Apple becomes first public company to hit $1 trillion valuation

Apple has become the worlds first public company to be worth $1 trillion (£767bn), with the firms Q3 results boosting stock prices high thanks to better than expected results.

The firm beats rivals like Amazon, Microsoft and Google to the milestone, and can trace its meteoric rise back to the release of the first iPhone back in 2007. In 2006, the company had sales of less than $20bn, and posted profits of almost $2bn. Last year, sales hit $229bn, with profits of $48.4bn. Since then, Apple shares have increased by 1,100 per cent, and have grown by almost a third in just the past year.

Since the firm first listed on the stock exchange in 1980, it has seen its value increase by 50,000 per cent, dwarfing the 2,000 per cent increase for the S&P 500 Index over the same period.

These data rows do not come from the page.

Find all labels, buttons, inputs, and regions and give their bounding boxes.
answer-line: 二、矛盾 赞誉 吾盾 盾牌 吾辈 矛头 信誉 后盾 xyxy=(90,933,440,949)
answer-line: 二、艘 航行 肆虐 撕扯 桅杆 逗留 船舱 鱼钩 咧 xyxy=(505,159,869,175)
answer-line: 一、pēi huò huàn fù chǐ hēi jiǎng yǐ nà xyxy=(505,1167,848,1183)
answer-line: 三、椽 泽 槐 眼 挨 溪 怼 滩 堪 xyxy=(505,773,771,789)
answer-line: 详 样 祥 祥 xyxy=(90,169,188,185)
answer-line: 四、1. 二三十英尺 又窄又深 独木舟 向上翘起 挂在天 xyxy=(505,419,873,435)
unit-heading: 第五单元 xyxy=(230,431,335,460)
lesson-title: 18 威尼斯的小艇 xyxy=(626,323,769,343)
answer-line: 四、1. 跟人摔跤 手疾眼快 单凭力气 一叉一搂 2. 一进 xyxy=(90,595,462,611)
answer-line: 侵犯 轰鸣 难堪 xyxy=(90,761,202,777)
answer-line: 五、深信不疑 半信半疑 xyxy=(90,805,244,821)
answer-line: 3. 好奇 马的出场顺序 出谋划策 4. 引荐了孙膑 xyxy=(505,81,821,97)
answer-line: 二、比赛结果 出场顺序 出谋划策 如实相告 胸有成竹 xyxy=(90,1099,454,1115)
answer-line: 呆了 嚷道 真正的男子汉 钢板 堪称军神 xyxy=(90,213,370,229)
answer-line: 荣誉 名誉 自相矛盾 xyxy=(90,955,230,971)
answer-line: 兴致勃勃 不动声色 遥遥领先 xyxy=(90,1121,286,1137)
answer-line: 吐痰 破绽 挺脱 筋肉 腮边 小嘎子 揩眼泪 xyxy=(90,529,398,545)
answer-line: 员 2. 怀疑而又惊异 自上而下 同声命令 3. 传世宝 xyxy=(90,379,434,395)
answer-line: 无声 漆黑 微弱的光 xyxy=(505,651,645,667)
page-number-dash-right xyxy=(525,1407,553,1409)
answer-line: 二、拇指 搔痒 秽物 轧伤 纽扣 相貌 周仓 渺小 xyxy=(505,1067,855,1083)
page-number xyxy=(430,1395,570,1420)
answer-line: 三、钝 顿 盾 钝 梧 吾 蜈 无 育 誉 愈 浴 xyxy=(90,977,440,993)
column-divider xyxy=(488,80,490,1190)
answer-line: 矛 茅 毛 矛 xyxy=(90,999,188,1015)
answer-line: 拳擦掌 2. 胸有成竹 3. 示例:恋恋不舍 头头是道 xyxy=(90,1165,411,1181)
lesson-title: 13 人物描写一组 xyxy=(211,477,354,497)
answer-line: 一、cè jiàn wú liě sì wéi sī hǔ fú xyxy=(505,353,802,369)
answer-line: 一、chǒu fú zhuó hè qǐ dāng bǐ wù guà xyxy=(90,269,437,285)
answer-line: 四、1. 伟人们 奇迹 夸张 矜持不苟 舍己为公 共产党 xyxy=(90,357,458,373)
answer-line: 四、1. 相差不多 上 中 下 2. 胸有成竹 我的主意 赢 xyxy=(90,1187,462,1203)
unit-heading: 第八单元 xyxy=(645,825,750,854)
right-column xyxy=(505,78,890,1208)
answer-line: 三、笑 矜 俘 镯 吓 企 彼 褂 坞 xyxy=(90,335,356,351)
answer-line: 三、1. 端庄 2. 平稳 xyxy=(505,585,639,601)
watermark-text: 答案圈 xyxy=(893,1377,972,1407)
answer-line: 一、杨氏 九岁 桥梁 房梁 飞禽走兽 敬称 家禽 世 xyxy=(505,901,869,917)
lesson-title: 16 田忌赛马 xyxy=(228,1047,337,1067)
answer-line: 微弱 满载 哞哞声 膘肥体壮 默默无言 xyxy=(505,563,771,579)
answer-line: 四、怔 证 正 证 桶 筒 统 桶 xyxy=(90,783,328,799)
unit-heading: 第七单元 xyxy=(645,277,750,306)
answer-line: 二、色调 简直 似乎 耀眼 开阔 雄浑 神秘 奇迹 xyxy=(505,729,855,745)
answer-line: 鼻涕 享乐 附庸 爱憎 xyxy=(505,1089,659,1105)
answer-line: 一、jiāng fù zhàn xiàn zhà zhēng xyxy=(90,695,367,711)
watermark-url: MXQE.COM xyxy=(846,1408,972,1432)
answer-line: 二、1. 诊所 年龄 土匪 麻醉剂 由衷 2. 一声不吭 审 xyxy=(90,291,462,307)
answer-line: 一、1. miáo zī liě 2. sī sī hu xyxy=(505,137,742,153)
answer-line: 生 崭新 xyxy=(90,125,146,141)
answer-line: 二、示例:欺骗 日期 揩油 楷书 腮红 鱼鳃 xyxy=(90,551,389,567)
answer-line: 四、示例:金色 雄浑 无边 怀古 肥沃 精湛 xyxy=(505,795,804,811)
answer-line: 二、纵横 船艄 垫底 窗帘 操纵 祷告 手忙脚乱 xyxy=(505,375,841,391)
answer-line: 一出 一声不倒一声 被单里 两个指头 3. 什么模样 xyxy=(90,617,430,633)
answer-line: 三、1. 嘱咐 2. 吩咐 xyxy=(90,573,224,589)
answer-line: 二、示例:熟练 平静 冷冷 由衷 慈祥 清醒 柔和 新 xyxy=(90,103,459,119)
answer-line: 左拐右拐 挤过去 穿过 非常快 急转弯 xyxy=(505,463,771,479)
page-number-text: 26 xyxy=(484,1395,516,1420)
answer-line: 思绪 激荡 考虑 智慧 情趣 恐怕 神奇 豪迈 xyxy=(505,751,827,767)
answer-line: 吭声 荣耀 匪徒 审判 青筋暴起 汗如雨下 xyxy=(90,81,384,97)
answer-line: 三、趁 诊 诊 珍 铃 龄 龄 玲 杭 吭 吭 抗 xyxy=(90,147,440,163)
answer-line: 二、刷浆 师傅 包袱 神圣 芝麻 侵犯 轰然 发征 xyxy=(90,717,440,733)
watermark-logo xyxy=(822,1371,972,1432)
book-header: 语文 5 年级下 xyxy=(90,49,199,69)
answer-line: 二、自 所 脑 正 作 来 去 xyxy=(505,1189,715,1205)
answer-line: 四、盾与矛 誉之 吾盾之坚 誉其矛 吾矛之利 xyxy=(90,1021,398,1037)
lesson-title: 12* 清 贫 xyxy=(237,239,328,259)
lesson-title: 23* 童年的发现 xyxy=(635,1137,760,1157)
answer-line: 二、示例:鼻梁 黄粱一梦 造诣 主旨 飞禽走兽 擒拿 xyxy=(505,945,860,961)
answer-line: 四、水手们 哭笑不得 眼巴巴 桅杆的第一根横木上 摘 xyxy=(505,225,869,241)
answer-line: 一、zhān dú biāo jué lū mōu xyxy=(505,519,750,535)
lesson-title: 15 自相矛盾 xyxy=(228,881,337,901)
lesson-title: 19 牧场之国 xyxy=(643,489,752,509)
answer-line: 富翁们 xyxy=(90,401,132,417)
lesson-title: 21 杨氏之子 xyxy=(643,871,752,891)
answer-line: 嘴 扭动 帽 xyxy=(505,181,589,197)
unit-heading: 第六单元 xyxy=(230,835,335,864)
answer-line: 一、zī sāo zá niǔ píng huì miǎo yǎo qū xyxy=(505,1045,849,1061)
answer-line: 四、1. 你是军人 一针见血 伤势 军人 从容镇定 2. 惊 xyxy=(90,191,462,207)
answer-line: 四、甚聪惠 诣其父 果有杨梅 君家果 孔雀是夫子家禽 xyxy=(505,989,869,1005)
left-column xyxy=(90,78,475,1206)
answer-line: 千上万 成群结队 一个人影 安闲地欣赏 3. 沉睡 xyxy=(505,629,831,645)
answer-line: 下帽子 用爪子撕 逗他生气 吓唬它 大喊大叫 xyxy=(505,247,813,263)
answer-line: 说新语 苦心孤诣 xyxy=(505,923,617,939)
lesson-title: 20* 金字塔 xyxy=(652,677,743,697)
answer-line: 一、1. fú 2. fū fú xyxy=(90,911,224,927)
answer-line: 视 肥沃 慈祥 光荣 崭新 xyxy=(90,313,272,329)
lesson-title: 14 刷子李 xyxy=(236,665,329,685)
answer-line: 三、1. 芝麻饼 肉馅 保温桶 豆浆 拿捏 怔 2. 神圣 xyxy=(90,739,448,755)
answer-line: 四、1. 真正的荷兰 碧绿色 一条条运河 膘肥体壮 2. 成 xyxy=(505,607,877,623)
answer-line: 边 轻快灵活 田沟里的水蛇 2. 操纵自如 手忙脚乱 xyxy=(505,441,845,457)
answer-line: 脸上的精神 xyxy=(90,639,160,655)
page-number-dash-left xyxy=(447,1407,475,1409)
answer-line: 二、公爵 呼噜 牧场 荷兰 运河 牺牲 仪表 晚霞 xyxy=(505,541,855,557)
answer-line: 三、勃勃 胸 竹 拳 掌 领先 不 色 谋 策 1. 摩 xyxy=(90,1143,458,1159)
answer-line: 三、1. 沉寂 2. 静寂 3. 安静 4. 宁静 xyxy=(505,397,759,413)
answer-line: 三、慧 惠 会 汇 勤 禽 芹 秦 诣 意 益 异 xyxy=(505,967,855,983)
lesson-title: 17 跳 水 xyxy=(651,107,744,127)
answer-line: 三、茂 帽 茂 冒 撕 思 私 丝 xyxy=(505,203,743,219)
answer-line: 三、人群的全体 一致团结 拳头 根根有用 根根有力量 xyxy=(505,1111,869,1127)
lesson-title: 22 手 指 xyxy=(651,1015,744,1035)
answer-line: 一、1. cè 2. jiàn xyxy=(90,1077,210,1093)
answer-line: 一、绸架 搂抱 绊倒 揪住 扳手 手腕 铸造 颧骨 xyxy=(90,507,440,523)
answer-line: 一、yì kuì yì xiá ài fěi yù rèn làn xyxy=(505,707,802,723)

Tim Cook, CEO of Apple, called the valuation a “significant milestone” that gave the company “much to be proud of”, but said also that the market capitalisation was “not the most important measure” of the companys success. In a memo to employees, Cook said that “financial returns are simply the result of Apples innovation, putting our products and customers first, and always staying true to our values.

“Steve (Jobs) founded Apple on the belief that the power of human creativity can solve even the biggest challenges – and that the people who are crazy enough to think they can change the world are the ones who do.”